Soğuk bir aralık günü… Ortalıkta hiç kimse yok. Her zaman neşeli çocuk sesleriyle dolu bahçede, sabahki kardan artakalan beyazlığa saklanmış içli bir sessizlik var. Bahçenin bittiği yerdeki yeni bina inşaatı hemen fark ediliyor.

Arabamızı bahçenin girişine bıraktık ve yürümeye başladık. Çok geçmeden dokuz on yaşlarında esmer ince yüzlü bir çocuk, sakin adımlarla geldi karşımıza durdu.

“Hoş geldiniz!”

‘’Aziz Bey’e geldik oğlum, nerede kendisi?”

“Aziz Dede inşaatta, gelin götüreyim sizi…”

Sıvasız merdivenleri tırmanarak küçük bir odanın kapısında durduk. Çocuk, odanın kapısını açarak hemen pencerenin önündeki divana doğru yürüdü.
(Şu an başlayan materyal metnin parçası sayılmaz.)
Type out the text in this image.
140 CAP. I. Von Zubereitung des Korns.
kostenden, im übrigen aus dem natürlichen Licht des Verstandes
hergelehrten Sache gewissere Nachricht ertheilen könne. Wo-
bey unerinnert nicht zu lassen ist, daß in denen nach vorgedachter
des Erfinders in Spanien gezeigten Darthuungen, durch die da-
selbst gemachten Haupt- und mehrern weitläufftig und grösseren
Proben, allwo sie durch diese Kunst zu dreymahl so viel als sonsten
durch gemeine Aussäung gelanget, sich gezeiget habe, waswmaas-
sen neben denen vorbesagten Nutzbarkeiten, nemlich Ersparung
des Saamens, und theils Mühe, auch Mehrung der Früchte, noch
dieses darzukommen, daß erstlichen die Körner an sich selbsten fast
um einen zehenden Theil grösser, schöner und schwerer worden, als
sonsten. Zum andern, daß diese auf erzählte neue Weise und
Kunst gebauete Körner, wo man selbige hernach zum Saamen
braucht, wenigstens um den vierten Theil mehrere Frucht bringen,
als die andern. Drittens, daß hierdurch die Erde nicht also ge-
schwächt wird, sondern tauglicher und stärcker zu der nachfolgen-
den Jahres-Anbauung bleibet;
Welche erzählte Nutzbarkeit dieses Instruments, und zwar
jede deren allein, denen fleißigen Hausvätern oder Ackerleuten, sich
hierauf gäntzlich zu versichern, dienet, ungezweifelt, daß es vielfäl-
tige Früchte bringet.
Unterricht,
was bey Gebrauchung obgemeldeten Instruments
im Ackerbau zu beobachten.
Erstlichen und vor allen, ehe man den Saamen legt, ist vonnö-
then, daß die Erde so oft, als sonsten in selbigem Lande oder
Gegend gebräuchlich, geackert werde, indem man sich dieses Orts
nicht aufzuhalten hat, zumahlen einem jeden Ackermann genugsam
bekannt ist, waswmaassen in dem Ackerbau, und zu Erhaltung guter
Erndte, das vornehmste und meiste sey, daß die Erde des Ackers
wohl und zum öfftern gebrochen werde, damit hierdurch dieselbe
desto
Hafifçe eğilerek, “Dede, dede” diye seslendi. İnce bir battaniyenin altına kıvrılmış el kadar bir gövde kıpırdadı önce ve yavaşça toplandı. Üzerinde eski, kolsuz bir hırka ve ayağında eprimiş bir eşofmanla, bitmemiş bir inşaatın karanlık odasındaki uykusundan kaldırdığımız adam Aziz Nesin’di.

Aziz Bey, gözlerini karanlığa alıştırmaya çalışarak bir müddet baktı bize.